As lawmakers look at funding priorities in the upcoming year, Climate Solutions has made a modest ask, suggesting continued support for three effective programs, including:
$100 million to fund a new round of electric vehicle rebates for lower-income families;
$50 million to continue the Home Electrification and Appliance Rebate (HEAR) program an its assistance in replacing furnaces with heat pumps and other energy efficient appliances; and
$50 million for the state’s electric vehicle charging station program, providing wider access to charging stations across the state.
Keeping track of progress: A set of dashboards and interactive maps allow the public to track progress and see where investments are being made, including in Snohomish County. Click on a dot and a table provides a brief description of the project, what was spent, its benefits and for some projects how many metric tons of carbon are expected to be reduced over the course of the project’s life time. For example, a Safe Routes to School grant in Marysville was allocated $5 million to build sidewalks, bike lanes, ADA curb ramps and traffic signals and lighting at Cascade Elementary, with a projected reduction of 1.7 metric tons of carbon.
“It’s unprecedented to have such a dedicated pot of funding to climate dollars, with the uncertainty of the federal government and all that funding going away, and just the ever growing need for addressing climate change,” Karasapan said. “We’re so lucky to have this as a resource in Washington.”
While that funding is dedicated to reducing pollution, adding clean energy and strengthening communities — with a requirement that 35 percent to 40 percent benefit “overburdened” communities (those often with the greatest impacts from climate change and pollution) and another 10 percent for Tribal support — there still are decisions for state legislators to make regarding which projects are funded.
A state Department of Ecology report released this year provides further detail on how the auction revenue is being allocated and spent, divided among three main accounts for reducing carbon emissions, supporting the transition to clean energy and addressing air quality and health disparities.

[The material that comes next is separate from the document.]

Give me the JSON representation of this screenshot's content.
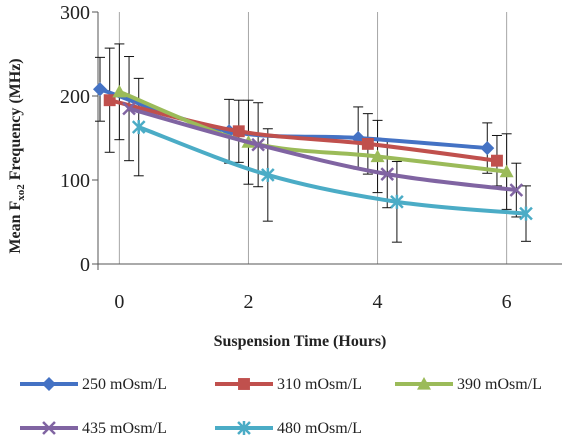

The report also attempts to put a number for the CCA’s reductions in greenhouse gas (carbon dioxide) emissions, estimated that those investments made in 2024 are expected to reduce emissions equivalent to 335,171 metric tons of carbon dioxide. But that amount may have been held down by a legislative requirement that suspended some spending until this year because of the uncertainty over Initiative 2117.
The report also reminds that the declining supply of carbon emissions will be the main driver for reduced greenhouse gas emissions, the programs and investments supported by the cap-and-invest revenue are further reducing pollution and addressing climate inequities.
A climate leader: At a time when the Trump administration has sought out every opportunity to scuttle clean energy initiatives, instead favoring and subsidizing polluting sources of energy — even ordering that a plant in Centralia keep burning coal rather than switch to natural gas in defiance of an agreement with the state that it end the use of coal at the end of this month — Washington state must continue the work of the CCA to provide a disincentive to pollution and generate revenue for projects that promote clean air and other environmental benefits and aid the clean energy transition.
Further assessment and tracking of the projects, their spending and their effectiveness — and sound choices in the programs and investments selected for funding — are important to maintaining the significant support that the voting public delivered a year ago.
“We are really lucky here in Washington,” said Missik. “We are a climate leader, and that is to our own benefit. The Climate Commitment Act is working, and it is leading to these really important community investments across the state.”